«Io chiedo a voi aiuto e giustizia, perché non capisco questo accanimento contro mio padre», così si rivolge – con una lettera indirizzata all’esponente del Partito Radicale Rita Bernardini - il figlio di un detenuto che morì consumato da un tumore in cella nonostante fosse incompatibile con il carcere. Si chiamava Giuseppe D’Oca e, malato di tumore ai polmoni, era detenuto nel carcere di Vigevano per scontare l’ergastolo. Il 2 agosto 2016 è venuto a mancare all’età di 59 anni presso l’azienda ospedaliera di Pavia. Giuseppe era giunto in ospedale in condizioni oramai compromesse, nonostante la continua richiesta di incompatibilità il regime penitenziario. Secondo la Corte d’Assise che rigettò la richiesta, l’ergastolano non solo era compatibile, ma addirittura la sua perdita di peso sarebbe stata imputabile unicamente a un problema di portesi dentaria.

Il tumore di Giuseppe D’Oca, durante la sua permanenza in carcere, avanzava sempre di più. Già a fine 2014 si vedeva che non stava bene e i famigliari hanno fatto una richiesta al tribunale per chiedere l’incompatibilità con il carcere, ma gli è stata negata. Da quel momento in poi è andato sempre peggiorando, dimagrendo visibilmente, non mangiando più. I medici del carcere – secondo la testimonianza dei famigliari- dicevano che Giuseppe faceva finta. La Corte d’Assise d’Appello di Milano nel 2015 aveva negato il trasferimento dell’ergastolano ad altro regime di detenzione, suggerendo l’acquisto di una dentiera, perché, nel frattempo, a causa di una piorrea il detenuto aveva perso l’intera dentatura. Era quello, secondo i magistrati, il motivo del dimagrimento.

A quel punto la moglie aveva scritto al Partito Radicale. Una militante radicale ha raccolto l’urlo di dolore e si era presentata davanti al carcere di Vigevano. Alla richiesta di poter parlare con Giuseppe D’Oca, è stata invece indirizzata alla sezione femminile, vietando di fatto al detenuto di poter dimostrare il suo malessere che piano piano se lo stava divorando dall’interno.

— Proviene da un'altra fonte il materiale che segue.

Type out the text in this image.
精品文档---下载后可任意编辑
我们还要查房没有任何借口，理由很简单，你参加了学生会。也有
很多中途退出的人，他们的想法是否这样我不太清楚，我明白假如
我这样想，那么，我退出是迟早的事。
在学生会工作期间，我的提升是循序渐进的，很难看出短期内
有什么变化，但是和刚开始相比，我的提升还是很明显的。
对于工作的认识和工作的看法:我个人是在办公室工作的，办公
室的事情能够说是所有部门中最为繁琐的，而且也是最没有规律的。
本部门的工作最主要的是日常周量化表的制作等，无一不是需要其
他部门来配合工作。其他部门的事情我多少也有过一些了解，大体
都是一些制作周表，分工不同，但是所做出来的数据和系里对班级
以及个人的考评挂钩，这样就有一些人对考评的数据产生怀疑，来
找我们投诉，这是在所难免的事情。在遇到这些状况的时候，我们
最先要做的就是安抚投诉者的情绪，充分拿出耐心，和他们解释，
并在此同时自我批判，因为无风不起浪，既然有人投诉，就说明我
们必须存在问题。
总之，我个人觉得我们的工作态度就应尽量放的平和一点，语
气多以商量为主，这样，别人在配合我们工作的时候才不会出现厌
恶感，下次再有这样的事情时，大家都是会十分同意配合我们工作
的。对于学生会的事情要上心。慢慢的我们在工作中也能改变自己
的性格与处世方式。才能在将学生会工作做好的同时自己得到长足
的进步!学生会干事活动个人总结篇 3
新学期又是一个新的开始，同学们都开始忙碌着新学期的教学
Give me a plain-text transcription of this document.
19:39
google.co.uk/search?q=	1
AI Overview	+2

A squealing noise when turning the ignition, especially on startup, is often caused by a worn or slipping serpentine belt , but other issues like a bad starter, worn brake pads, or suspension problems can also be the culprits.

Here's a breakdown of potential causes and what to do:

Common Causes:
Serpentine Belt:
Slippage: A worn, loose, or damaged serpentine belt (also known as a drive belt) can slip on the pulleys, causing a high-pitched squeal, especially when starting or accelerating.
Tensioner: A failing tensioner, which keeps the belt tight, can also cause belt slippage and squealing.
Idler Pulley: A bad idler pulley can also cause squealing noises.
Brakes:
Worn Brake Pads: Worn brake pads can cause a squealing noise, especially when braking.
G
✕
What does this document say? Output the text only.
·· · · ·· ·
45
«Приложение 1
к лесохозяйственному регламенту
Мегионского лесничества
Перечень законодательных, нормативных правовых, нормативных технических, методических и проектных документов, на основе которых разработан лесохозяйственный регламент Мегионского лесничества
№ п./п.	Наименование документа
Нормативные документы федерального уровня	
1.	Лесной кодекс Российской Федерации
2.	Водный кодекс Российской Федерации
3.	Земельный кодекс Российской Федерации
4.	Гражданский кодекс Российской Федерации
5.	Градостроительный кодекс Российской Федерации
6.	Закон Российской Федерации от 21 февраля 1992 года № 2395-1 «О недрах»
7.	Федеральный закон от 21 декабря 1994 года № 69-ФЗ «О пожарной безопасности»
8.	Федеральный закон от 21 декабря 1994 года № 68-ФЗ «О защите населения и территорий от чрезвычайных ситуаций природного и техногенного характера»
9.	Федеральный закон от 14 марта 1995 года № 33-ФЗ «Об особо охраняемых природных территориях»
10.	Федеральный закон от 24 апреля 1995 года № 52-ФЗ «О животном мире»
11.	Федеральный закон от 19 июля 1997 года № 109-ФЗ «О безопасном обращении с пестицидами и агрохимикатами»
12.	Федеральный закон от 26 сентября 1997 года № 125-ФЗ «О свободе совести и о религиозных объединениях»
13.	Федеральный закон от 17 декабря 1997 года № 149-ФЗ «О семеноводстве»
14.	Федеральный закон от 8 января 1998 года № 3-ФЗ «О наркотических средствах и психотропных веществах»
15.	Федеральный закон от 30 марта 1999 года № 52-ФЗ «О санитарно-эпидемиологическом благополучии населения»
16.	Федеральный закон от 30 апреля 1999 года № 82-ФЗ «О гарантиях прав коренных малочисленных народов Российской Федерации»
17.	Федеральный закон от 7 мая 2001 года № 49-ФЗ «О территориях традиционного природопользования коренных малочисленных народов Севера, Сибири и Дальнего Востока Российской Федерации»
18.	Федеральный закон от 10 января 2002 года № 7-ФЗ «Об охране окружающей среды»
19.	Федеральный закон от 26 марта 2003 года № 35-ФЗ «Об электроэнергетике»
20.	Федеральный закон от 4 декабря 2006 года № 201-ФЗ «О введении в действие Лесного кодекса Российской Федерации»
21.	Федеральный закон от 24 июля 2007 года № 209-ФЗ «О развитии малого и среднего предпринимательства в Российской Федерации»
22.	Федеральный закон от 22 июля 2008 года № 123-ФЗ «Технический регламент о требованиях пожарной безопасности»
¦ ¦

A quel punto i familiari pagarono un neurologo per effettuare una visita specialistica. Il medico aveva riscontrato che era incompatibile con il carcere. Ma niente da fare: secondo le autorità, D’Oca poteva essere curato in cella. In pochi mesi dimagrì di 40 Kg e fu ricoverato urgentemente il 28 maggio del 2016 perché il suo deperimento era talmente clamoroso da destare le preoccupazioni del medico di turno. Ma era troppo tardi: dopo due mesi è morto.

La condizione fisica nel quale arcon rivò in ospedale era già compromessa. Così, infatti, si evince dalla cartella clinica redatta dall’ospedale: “Inviato dal medico del carcere per astenia ed inappetenza da 20 giorni. Paziente in terapia con Augmentin, Clotrimazolo, Meritene, Mirtazapina, Zoloft, Contramal Gtt, Theodur, Asa 100, Antra, Valdrom, Rivotril, Floster Spray, Tavot”. In data 6 giugno del 2016 l’esame concludeva indicando una “possibile lesione neoplastica polmonare”.

Nel referto si legge come “il quadro funzionale respiratorio in condizioni basali evidenzia una sindrome disventilatoria di tipo ostruttivo di marcata entità”. Sempre dalla cartella clinica, si legge che in data 9 giugno subisce un intervento e viene riscontrato che il tumore maligno si era oramai diffuso in maniera incurabile. Lo stesso magistrato di sorveglianza per disporre un provvedimento di “differenziazione dell’esecuzione della pena” ha riscontrato che al momento del ricovero “le condizioni del soggetto sono gravemente compromesse”.

I famigliari del detenuto hanno presentato recentemente un esposto alla Procura per chiedere giustizia. Il dubbio è quello che un ricovero ospedaliero più tempestivo, avrebbe probabilmente consentito ai sanitari di intervenire su un fisico meno compromesso aumentando la possibilità di salvarlo. Non vogliono cancellare le colpe del loro caro quando era in vita, ma vogliono sapere se qualcuno ha sbagliato nel non riscontrare in tempo l’insorgere della malattia.